Scientists from the University of Birmingham and hospitals across the West Midlands in the UK say they have revealed how a common symptomless condition can develop into the blood cancer myeloma. They discovered that changes in the bone marrow needed for the cancer to grow have already taken hold in the preceding condition, raising the possibility that early medical intervention could prevent this incurable type of cancer from taking root.
The research paper (“Citrullination of Histone H3 Drives IL-6 Production by Bone Marrow Mesenchymal Stem Cells in MGUS and Multiple Myeloma”) is published in Leukemia.
Myeloma almost always progresses from an apparently benign condition known as MGUS, or monoclonal gammopathy of undetermined significance, which is especially common in the older population; as many as 7% of people over the age of 85 have MGUS. Only around one in 100 MGUS patients will develop myeloma each year and there is currently no way of accurately predicting which patients will do so, or when.
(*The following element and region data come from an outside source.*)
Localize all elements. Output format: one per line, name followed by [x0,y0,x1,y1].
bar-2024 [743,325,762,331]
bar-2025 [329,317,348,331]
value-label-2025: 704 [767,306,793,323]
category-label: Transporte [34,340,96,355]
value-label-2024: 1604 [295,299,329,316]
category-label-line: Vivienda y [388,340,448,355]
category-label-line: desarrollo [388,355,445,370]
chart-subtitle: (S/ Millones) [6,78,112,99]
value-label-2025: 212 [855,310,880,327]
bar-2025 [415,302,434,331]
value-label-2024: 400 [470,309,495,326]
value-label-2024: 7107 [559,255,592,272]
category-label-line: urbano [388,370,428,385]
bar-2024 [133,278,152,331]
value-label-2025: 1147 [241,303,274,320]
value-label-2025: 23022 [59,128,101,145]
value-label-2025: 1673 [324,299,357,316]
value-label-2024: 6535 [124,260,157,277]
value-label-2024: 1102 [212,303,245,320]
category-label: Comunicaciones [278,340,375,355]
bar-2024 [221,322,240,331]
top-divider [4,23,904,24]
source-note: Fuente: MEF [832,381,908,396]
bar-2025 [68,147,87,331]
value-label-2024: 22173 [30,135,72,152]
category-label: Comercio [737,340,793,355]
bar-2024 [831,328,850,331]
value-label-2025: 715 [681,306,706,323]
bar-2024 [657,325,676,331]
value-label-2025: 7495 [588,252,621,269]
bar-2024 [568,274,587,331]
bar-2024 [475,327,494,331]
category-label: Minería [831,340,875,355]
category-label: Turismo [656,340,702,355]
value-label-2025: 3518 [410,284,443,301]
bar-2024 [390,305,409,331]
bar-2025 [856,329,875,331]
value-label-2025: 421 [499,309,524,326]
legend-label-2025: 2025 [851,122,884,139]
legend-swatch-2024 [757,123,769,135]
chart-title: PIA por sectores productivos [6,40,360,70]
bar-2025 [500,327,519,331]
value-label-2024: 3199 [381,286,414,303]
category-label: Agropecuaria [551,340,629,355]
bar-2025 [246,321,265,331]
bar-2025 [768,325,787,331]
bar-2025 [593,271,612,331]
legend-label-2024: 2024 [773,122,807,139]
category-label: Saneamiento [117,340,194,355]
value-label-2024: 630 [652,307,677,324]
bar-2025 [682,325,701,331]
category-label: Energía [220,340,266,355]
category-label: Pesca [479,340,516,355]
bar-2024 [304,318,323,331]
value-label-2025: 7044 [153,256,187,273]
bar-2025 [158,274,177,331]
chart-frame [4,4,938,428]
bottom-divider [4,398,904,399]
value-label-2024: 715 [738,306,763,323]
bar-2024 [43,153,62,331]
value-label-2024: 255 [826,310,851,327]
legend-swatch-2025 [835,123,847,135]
Myeloma never spreads to other organs, suggesting that myeloma cells rely on support from other cells in the bone marrow environment to survive. The Birmingham researchers showed that early on in MGUS development, cells that make up the bone marrow connective tissue change their behavior, and become more supportive of cancer growth. They found that a key gene, called PADI2 becomes particularly overactive in these connective tissue cells, which leads to the overproduction of a signaling molecule called interleukin-6 (IL-6).
Connective tissue cells release IL-6 into the bone marrow, where it binds with receptors on the surface of cancerous plasma cells, instructing them to multiply rapidly and resist cell death signals. It is already known that the presence of high levels of IL-6 in a patient's bone marrow significantly reduces the effectiveness of a key chemotherapy drug called bortezomib.
The researchers believe that drugs designed to target the PADI2 gene in MGUS and myeloma patients could significantly reduce the supportive signaling that myeloma cells depend on and may increase the effectiveness of current treatments. Significantly, the PADI2 gene has also been linked with the development of other types of cancer, rheumatoid arthritis, Alzheimer's disease, and autoimmune disease, so any drug developed could have wider applications beyond myeloma treatment.
“It is now clear that the bone marrow of patients with MGUS, traditionally thought of as a benign condition, is significantly different to that of healthy individuals,” said Daniel Tennant, Ph.D., who led the research at the University of Birmingham. “The bone marrow environment in these patients appears capable of supporting cancer growth, even though the majority of patients will not progress to myeloma. While this research is in the early stages, it offers the exciting possibility that early intervention could potentially delay or even prevent cancer development.”